Since my birthday was a couple weeks ago, I thought I’d start this blog with a proof and a Java implementation of an alternate version of the birthday problem.

The Problem

An alternate version of the birthday problem is stated as follows:

Given a planet with \(x\) days, find the probability that a \(y\)-group will celebrate a birthday every day.

Proof

Consider the following sets:

  • Let \(\Omega\) be the set of birthdays of a \(y\)-group on a planet with \(x\) days.
  • Let \(A\) be the subset of \(\Omega\) where a birthday is celebrated every day. (This is the set for which we want to compute the probability.)
  • Let \(S_n\) be the subset of \(\Omega\) such that there are no birthdays on the \(n^{\mathrm{th}}\) day.
  • Let \(T_m\) be defined as the set of \(m\)-wise intersection of \(S\)-sets.

With the above sets, we can form \(A^c\) as follows:

\[\begin{align*} A^c = S_1 \cup S_2 \cup \cdots \cup S_x ~. \end{align*}\]

By the Principle of Inclusion-Exclusion,

\[\begin{align} | A^c | &= | S_1 \cup S_2 \cup \cdots \cup S_x | \\ &= |T_1| - |T_2| + |T_3| - \cdots \pm |T_x| \\ &= \sum_{i=1}^x (-1)^{i+1} T_i ~. \end{align}\]

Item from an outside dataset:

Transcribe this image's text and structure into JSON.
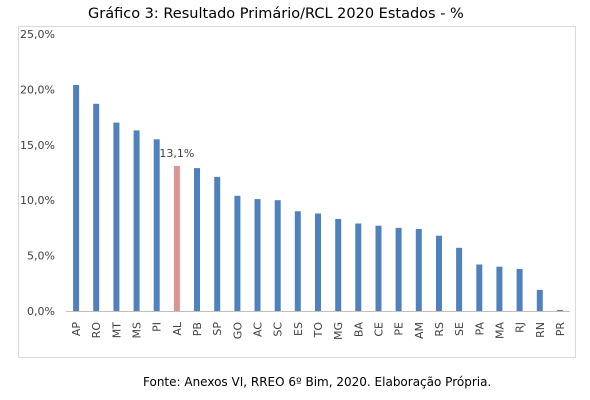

Since each \(T_m\) excludes \(m\) birthdays,

\[\begin{align} |T_m| &= {x \choose x-m} (x-m)^y \\ &= {x \choose m} (x-m)^y \label{cardoft}~. \end{align}\]

Combining equations the last equation of each of the last two groups,

\[\begin{align} |A^c| = \sum_{i=1}^x (-1)^{i+1} {x \choose i} (x-i)^y~. \end{align}\]

This gives the following probability of \(A^c\),

\[\begin{align} P(A^c) &= \frac{\sum_{i=1}^x (-1)^{i+1} {x \choose i} (x-i)^y}{x^y}~. \end{align}\]

Thus,

\[\begin{align} P(A) = \frac{x^y - \sum_{i=1}^x (-1)^{i+1} {x \choose i} (x-i)^y}{x^y}~. \end{align}\]

Java Implementation

Now that we know the formula, let’s write some Java to compute it. Let’s begin by computing that binomial coefficient \({x \choose i}\) (a classic example of recursion):

public static long choose(int n, int k){
	if (k==n || k==0){
	//We know these
	return 1;
	} else {
	//Compute it recursively
	return choose(n-1,k-1) + choose(n-1,k);
	}
}

Now that we know how to compute the binomial coefficient, we can compute the actual probability:

public static double birthday(int x, int y){
	//Declare variables
	double inex, omega, binom, dayex, complement, probability;

	//Computations
	omega = Math.pow(x,y);
	complement = 0;
	for (int i = 1; i <= x; i++){
		inex = Math.pow(-1, i+1);
		binom = choose(x, i);
		dayex = Math.pow(x-i, y);
		complement = complement + (inex * binom * dayex);
	}
	probability = (omega - complement)/omega;

	//Output the probability
	return(probability);
}

That’s really all there is to it. The full version is available as a gist.